Pants. I put them on every weekday
In 2005 the nuclear attack submarine U.S.S. San Francisco ran into a mountain. At maximum speed. One is, perhaps, inclined to wonder how a modern military vessel, presumably packed with some of the most advanced wayfinding equipment available, managed to run into a seamount. The answer is both simple and instructional. They weren’t looking where they were going. The undersea mountain wasn’t on the charts. Sonar is noisy and submarines are allergic to attention. They knew where they were going–why look?
A lot of the language about UX strategy and research is about navigation and wayfinding. Maps and compasses. Guiding stars. It mostly has to do with location. Where are we? Where are we going? In product terms, the focus is on making the right thing. Which ignores the perils of execution. I’ve seen more products fail because the right thing was made poorly than because the wrong thing was made well.
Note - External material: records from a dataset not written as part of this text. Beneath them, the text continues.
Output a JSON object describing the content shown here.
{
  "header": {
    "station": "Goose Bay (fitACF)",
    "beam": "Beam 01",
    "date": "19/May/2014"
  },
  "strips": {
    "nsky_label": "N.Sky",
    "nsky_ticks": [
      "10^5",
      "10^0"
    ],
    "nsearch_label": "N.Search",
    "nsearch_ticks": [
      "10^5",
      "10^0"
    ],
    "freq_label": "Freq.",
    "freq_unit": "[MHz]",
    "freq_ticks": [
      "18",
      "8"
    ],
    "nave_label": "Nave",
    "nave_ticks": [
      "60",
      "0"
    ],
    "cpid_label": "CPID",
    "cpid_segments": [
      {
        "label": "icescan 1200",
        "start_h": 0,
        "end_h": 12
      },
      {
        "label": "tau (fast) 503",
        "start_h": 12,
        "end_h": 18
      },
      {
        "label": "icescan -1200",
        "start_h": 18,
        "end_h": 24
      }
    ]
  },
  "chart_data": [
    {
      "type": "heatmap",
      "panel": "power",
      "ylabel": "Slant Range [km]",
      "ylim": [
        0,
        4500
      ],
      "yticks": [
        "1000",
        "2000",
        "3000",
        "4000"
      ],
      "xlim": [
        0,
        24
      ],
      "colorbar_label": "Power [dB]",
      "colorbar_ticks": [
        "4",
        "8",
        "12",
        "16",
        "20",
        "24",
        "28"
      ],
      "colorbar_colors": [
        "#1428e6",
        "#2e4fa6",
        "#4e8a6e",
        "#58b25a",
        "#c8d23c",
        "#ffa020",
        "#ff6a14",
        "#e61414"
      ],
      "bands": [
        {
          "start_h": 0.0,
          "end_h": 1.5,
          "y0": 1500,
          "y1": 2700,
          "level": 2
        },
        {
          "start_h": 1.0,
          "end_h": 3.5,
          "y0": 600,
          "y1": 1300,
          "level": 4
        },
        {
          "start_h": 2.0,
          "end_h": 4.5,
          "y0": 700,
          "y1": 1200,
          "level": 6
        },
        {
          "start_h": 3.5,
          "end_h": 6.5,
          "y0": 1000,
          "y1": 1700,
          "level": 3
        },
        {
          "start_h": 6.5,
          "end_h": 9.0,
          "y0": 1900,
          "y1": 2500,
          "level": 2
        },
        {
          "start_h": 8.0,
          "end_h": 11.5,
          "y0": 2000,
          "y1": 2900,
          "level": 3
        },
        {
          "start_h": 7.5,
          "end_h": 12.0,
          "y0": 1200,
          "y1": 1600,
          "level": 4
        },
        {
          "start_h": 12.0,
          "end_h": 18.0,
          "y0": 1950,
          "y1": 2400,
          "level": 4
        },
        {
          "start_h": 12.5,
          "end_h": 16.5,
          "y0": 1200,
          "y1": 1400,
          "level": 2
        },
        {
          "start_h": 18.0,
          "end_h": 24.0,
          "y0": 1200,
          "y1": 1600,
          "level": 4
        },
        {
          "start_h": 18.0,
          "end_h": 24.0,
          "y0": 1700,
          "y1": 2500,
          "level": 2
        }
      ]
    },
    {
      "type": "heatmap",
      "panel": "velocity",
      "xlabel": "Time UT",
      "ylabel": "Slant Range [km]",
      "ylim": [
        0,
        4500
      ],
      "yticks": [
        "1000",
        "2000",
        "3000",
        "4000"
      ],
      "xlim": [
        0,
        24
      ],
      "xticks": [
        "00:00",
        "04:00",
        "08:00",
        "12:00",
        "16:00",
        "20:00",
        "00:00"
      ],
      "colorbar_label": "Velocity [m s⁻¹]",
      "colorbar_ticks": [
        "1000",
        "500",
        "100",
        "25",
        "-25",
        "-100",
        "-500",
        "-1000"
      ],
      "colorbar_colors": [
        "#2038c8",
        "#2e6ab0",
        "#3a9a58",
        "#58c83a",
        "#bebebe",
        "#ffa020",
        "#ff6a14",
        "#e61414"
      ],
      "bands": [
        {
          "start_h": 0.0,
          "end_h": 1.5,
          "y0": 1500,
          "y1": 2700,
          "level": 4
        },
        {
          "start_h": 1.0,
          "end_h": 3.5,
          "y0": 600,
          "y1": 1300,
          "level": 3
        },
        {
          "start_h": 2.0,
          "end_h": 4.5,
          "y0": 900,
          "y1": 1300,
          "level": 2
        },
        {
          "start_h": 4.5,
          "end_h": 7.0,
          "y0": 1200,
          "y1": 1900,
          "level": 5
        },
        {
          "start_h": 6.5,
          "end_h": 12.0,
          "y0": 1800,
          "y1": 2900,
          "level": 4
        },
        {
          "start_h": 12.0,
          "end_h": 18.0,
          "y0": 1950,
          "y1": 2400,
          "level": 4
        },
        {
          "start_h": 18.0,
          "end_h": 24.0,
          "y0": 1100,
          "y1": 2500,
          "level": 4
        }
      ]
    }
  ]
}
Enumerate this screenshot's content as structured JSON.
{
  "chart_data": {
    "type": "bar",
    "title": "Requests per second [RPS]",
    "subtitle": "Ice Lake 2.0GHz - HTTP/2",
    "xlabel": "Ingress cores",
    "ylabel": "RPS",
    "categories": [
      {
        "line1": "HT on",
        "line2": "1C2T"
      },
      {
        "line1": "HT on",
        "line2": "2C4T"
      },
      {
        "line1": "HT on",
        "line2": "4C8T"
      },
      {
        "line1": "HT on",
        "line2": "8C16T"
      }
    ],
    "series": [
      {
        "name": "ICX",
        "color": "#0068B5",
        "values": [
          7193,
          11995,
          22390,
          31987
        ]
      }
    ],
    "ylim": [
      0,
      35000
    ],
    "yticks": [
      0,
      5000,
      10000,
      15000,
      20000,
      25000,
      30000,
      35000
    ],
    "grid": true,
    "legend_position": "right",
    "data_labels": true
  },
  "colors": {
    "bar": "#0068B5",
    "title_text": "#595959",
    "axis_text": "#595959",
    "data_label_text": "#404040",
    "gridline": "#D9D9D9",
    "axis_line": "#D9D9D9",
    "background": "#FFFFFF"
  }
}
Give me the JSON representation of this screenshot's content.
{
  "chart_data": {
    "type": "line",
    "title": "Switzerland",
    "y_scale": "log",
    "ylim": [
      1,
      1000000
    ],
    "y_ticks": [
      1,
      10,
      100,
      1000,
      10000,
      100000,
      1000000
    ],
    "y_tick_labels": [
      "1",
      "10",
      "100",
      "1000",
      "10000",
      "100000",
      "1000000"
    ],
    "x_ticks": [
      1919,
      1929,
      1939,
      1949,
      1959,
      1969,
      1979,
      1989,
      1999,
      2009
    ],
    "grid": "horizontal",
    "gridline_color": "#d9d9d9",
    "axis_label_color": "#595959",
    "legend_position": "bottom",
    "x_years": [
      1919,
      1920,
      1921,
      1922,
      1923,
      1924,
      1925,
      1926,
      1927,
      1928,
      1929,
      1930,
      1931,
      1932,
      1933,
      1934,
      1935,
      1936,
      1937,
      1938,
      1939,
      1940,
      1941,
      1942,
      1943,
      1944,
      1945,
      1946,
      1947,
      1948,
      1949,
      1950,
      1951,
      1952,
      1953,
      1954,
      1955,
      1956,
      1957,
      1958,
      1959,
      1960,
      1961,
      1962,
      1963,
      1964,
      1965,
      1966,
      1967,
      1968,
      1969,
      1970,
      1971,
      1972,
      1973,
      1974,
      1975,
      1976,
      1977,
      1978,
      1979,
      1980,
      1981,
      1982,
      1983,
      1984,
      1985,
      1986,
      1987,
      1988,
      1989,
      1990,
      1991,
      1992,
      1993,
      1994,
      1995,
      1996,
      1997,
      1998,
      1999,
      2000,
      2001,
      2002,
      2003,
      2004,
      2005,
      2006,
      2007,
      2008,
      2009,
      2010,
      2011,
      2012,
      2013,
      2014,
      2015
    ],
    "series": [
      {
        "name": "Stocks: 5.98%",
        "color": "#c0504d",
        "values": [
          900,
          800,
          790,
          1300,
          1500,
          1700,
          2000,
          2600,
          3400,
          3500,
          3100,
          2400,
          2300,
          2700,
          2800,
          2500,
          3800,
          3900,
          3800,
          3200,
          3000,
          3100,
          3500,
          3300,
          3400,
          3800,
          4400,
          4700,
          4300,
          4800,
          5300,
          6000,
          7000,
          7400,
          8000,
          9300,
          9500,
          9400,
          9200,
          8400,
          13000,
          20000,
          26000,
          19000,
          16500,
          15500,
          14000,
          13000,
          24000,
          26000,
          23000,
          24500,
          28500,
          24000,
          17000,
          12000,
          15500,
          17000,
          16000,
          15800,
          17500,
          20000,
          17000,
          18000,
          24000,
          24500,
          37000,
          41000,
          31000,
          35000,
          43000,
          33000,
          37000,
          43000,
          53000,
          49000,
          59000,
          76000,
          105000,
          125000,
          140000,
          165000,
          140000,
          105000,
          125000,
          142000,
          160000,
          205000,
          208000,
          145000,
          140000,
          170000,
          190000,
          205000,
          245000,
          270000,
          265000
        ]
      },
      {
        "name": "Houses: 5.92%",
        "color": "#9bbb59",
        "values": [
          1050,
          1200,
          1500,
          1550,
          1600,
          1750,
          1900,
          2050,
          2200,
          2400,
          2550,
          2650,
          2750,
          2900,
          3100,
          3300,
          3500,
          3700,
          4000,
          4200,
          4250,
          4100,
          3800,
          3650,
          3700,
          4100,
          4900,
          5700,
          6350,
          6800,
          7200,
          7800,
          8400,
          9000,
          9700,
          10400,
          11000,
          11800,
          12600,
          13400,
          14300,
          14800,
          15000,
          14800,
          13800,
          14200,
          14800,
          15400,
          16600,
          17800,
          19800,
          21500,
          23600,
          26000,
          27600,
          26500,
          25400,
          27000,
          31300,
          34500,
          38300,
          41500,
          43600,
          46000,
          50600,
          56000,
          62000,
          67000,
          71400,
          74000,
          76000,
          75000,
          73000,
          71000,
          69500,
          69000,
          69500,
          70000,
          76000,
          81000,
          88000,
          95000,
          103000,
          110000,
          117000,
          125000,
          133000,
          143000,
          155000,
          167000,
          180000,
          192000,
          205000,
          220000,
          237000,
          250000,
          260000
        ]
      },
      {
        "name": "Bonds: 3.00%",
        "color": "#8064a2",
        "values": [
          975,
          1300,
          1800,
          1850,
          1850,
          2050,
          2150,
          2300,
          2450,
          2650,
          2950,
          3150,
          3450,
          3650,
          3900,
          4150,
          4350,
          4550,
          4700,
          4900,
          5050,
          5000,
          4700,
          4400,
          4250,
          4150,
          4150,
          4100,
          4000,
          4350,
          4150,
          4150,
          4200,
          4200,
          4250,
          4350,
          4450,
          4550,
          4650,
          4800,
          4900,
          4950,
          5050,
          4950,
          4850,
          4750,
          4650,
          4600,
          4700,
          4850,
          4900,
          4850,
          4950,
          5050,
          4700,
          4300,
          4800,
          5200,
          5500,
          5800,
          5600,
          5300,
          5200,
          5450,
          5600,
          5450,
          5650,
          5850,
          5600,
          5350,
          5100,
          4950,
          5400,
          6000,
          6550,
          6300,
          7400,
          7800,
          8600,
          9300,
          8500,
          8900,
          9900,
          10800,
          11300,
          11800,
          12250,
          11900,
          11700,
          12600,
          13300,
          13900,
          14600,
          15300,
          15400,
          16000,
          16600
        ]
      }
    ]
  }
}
RITE method is like sonar. It won’t tell you where you are. It won’t tell you where you should be going. It just tells you whether you’re about to run into a mountain. Is there danger? What about now? Now? How about now? Starting at the beginning–like paper sketch territory–bring in users. Get them to talk out loud about what they see and what everything would do. It’s a simple check. Can users predict the system reaction to any given user input? Once the project is further along, you can put a prototype on device in a user’s hands. What’s going to happen? Go ahead and do the thing. Did the results surprise you? A system may not always be predictable, especially when novel interactions are involved. But a system should always make sense.
1. This also feels like an allegory about the danger of destinations. In Being and Time, Heidegger has a bit about how when he sees a friend down the street, his friend feels more proximate than the concrete beneath his own feet. It’s easy to get distracted from the process of getting somewhere by the idea of having arrived there.